Bildiğim kadarıyla şu dönemde konserlerle meşgulsünüz, peki bir sonraki stüdyo albümünüz için ne zaman çalışmaya başlayacaksınız? Ya da, bir sonraki ürününüz yeni bir canlı kayıt mı olacak? Düşünceleriniz ve planlarınız nelerdir?

Konser vermekten hepimiz zevk alıyoruz, ve turlamanın grubu ileriye götürdüğünü ve böylece daha iyi bir takım olmamızı sağladığını hissediyoruz. Canlı albüm / DVD kaydedip piyasaya sürmek, yeni grup elemanlarını hayranlara -özellikle bizi turnelerde izleme fırsatı bulamayanlara- tanıtmada iyi bir yöntem. Yeni albümü kaydetmeye zaten başlamıştık, ve yine albümde yer alacak yeni materyaller yazmaya da devam ediyoruz.

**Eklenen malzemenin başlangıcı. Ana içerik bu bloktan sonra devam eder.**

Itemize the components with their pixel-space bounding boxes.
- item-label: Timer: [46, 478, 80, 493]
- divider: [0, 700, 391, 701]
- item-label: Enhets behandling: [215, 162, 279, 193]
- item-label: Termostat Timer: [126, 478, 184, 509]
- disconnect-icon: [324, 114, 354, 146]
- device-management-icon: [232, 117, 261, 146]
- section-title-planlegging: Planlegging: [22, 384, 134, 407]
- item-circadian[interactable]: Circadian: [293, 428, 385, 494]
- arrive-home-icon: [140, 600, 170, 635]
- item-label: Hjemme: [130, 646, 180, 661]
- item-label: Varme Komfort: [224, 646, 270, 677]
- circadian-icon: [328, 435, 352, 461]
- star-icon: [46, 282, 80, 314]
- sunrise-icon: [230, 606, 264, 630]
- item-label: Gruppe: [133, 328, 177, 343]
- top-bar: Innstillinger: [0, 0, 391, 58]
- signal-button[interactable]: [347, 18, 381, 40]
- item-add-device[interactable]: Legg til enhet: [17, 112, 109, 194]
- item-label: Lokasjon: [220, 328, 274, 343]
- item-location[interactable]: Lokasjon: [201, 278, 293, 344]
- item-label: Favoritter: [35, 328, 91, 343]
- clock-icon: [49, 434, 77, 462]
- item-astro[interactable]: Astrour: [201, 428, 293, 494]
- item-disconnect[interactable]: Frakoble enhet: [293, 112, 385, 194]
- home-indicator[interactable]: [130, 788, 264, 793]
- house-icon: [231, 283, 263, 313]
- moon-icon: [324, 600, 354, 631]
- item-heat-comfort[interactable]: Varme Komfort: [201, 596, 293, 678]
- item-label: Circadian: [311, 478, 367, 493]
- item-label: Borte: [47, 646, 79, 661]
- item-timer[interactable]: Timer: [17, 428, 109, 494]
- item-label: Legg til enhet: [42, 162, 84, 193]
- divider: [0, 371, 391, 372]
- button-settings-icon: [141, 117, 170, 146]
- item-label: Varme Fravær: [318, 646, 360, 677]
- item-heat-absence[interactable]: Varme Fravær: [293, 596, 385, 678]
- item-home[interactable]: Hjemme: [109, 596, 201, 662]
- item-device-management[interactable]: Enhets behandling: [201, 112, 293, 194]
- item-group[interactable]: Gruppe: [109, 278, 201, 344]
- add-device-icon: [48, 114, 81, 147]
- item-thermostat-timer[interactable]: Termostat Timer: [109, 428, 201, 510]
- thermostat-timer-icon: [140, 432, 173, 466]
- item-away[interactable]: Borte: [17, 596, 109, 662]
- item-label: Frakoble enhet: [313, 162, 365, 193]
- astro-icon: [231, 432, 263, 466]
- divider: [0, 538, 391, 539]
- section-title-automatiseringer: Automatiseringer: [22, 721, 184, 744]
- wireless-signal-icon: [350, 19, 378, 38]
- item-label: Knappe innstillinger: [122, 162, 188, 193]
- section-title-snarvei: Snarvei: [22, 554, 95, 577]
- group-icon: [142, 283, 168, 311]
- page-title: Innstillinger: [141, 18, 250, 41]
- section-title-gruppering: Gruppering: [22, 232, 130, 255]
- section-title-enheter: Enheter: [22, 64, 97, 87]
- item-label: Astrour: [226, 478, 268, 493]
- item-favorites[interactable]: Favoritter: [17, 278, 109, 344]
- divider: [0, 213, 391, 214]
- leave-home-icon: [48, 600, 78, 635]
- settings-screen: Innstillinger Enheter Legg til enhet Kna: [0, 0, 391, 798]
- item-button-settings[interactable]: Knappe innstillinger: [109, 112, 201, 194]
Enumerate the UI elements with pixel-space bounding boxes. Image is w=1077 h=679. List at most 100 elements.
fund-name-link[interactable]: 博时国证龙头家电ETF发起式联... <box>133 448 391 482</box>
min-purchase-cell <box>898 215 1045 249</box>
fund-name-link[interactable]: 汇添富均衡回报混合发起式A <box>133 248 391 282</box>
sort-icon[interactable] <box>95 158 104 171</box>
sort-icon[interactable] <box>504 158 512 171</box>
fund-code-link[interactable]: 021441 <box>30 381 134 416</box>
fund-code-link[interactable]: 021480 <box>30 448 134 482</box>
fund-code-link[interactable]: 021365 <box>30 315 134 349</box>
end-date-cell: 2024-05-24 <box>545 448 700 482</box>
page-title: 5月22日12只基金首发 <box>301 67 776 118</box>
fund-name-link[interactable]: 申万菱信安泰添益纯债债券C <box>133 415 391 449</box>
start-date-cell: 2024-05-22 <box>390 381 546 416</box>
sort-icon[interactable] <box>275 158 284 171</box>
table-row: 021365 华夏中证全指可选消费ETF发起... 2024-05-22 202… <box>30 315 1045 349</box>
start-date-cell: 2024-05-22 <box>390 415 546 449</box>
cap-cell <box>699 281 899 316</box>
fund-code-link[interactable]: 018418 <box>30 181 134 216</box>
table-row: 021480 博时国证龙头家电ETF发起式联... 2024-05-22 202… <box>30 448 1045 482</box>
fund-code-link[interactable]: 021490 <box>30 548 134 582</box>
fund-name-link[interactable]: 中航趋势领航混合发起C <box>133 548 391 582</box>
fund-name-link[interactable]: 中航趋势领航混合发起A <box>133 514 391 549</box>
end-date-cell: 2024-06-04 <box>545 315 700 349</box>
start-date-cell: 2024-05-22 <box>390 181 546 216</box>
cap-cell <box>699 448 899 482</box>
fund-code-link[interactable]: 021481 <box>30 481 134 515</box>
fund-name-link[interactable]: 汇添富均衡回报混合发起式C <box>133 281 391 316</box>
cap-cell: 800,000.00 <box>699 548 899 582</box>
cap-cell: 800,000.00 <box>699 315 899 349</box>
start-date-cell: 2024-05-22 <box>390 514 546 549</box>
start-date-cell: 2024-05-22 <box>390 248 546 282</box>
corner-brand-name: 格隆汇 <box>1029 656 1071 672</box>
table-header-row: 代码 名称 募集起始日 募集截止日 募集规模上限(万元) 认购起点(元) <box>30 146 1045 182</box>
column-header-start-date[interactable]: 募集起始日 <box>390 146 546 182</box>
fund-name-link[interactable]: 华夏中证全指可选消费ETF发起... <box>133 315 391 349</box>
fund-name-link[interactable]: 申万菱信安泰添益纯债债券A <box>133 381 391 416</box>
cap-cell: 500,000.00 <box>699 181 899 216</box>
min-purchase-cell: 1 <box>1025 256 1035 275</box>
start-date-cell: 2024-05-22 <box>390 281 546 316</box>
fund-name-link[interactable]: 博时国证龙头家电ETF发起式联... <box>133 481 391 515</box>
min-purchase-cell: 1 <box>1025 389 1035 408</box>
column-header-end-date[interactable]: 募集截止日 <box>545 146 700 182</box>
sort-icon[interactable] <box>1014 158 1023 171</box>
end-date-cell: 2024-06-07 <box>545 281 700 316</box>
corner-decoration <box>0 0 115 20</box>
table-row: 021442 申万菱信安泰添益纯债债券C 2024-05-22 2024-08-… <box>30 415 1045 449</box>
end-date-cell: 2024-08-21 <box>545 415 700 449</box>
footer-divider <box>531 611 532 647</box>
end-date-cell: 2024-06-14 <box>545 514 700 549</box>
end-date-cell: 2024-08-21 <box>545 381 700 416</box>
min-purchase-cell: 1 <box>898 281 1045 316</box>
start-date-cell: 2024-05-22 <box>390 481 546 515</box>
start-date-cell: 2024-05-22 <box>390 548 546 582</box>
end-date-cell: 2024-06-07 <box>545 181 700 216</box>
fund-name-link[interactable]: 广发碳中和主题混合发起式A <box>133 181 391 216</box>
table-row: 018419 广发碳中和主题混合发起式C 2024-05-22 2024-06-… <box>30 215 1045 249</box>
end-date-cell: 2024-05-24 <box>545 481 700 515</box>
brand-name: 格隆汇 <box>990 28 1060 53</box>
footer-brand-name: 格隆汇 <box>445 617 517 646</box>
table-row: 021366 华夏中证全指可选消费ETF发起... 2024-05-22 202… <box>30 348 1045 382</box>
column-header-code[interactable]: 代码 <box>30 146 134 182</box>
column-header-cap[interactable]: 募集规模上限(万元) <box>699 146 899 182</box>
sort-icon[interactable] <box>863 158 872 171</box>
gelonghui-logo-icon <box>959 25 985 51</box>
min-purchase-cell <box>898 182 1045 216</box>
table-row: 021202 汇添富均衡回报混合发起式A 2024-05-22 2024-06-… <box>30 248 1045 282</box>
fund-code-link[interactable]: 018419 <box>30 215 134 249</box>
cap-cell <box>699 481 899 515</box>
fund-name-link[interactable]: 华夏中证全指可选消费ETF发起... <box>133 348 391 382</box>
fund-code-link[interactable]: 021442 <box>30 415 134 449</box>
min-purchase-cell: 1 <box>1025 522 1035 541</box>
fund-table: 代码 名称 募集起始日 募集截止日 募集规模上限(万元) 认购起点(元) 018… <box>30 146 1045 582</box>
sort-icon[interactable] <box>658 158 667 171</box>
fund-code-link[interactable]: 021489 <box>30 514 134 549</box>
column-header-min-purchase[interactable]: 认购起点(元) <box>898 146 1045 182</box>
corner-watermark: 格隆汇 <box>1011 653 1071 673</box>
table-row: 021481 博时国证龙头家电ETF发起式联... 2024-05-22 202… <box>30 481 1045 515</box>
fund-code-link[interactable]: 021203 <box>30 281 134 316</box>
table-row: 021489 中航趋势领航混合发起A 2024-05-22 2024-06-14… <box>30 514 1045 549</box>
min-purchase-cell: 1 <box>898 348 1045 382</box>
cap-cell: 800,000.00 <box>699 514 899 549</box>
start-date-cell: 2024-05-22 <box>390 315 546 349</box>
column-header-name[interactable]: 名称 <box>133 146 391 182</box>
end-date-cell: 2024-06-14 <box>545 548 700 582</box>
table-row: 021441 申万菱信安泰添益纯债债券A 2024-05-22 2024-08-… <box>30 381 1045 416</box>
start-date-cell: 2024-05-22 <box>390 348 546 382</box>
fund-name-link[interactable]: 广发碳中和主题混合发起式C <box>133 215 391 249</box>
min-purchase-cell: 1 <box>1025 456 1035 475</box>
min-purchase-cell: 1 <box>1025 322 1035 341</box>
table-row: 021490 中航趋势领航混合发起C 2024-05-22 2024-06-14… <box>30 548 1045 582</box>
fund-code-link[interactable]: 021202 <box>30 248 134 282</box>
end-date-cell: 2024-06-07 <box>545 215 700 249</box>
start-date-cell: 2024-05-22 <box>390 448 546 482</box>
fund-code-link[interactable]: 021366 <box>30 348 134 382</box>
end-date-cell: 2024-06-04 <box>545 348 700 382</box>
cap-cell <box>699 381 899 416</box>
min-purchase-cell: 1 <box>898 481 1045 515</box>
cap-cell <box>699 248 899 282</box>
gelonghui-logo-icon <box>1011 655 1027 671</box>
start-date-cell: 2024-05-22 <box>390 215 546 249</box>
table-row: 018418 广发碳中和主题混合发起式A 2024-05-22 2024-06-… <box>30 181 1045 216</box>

Sorular bu kadardı Ian. Zaman ayırdığın ve cevapların için teşekkürler. Eğer gelebilirseniz, sizi Türkiye'de izlemek ve ağırlamak çok güzel olur.

Türkiye'ye gelip çalmak harika olurdu! Aynı zamanda orası Çağrı'nın memleketi olduğundan, çok özel de bir konser vermiş olurduk.